You will need milkweed for a Monarch Waystation; however, I know of people who are allergic to milkweed and find it difficult to be in close contact with the plant. In that case, grow native nectar plants that the butterflies can feed on, and the monarchs can go beyond your property to lay their eggs on the milkweed.
Greetings fellow gardeners,
We seem to be slowly warming up again, and the cool weather crops are starting to appear. I have peas up under their cloche covering, and I am cheerfully thumbing my nose at the chipmunks who did not get a chance to eat all the pea seeds this year. I have been enjoying a few sunny hours outside but am also pleased to see some rain. We need the rain to give us good, healthy vegetables.
I have had several questions this week about being a Monarch Waystation. There is a program https://www.monarchwatch.org/waystations/ where you can get all the information about becoming a Monarch Waystation. Setting up your garden to fit these requirements will benefit your vegetable garden as well.

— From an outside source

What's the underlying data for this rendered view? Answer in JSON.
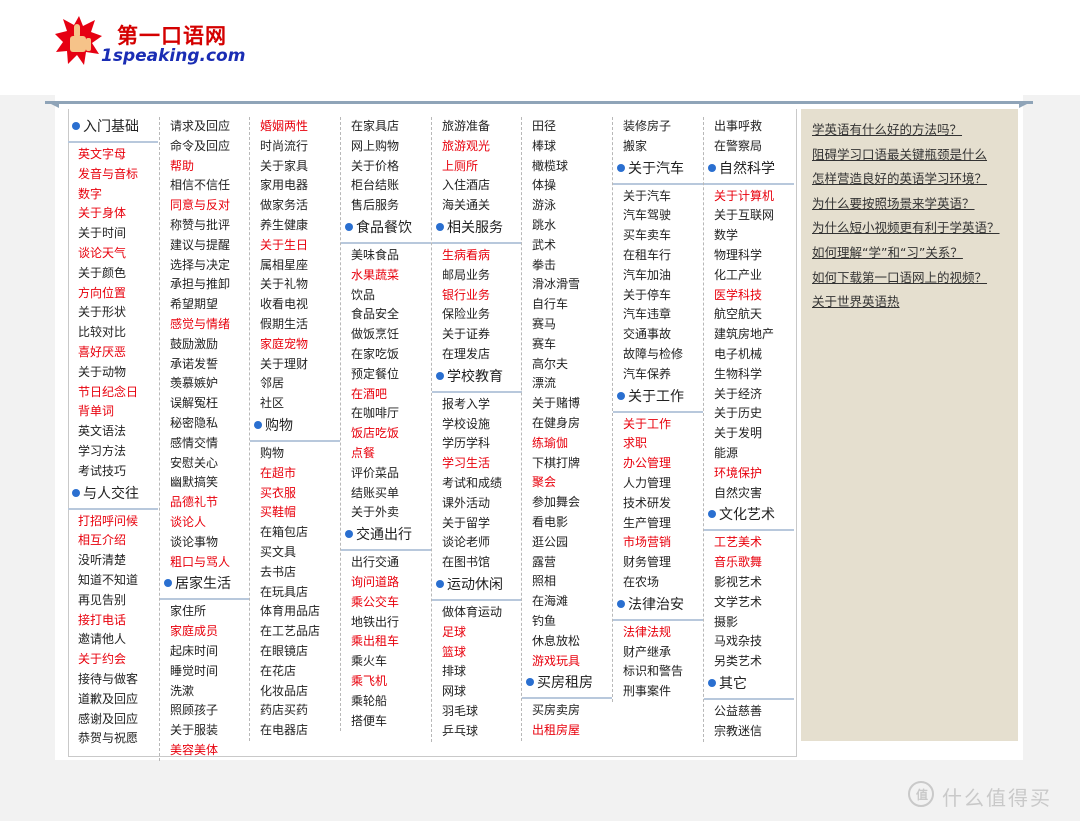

The first thing you will need to do is to stop using chemical fertilizers and chemical pesticides. Many pollinators are susceptible to chemicals and once you stop using them, the life in your garden will increase. I use fish emulsion, seaweed fertilizer, compost, and composted manure, as well as comfrey for my fertilizers. Some of it can be ‘aromatic,’ but it soon settles down. For pesticides, I go directly to the pest. Usually, if you study what is eating your veggies, you can determine a non-chemical solution. Often hand-picking is the best solution to your pest problem.
You will need milkweed for a Monarch Waystation; however, I know of people who are allergic to milkweed and find it difficult to be in close contact with the plant. In that case, grow native nectar plants that the butterflies can feed on, and the monarchs can go beyond your property to lay their eggs on the milkweed. The seeds are usually readily available for the common milkweed, but the pretty swamp milkweed is also available where native plants are sold.
Having available shelter for your pollinators is a plus. I find that in my garden, everything seems to be hiding from something else. My birdfeeders are hanging inside a small willow so that the birds can hide from the hawks and that ever-present barred owl. The small Nanking cherry bush near my vegetable plot is buzzing with bees and provides a lot of shelter.
Continue to keep gently clearing your garden beds and try not to walk on the soil. I am starting to cut back some of the dead stalks which can be set aside to make Mason bee habitats. Keep watering your seedlings and continue preparing for our new gardening season. Enjoy your week. Judith.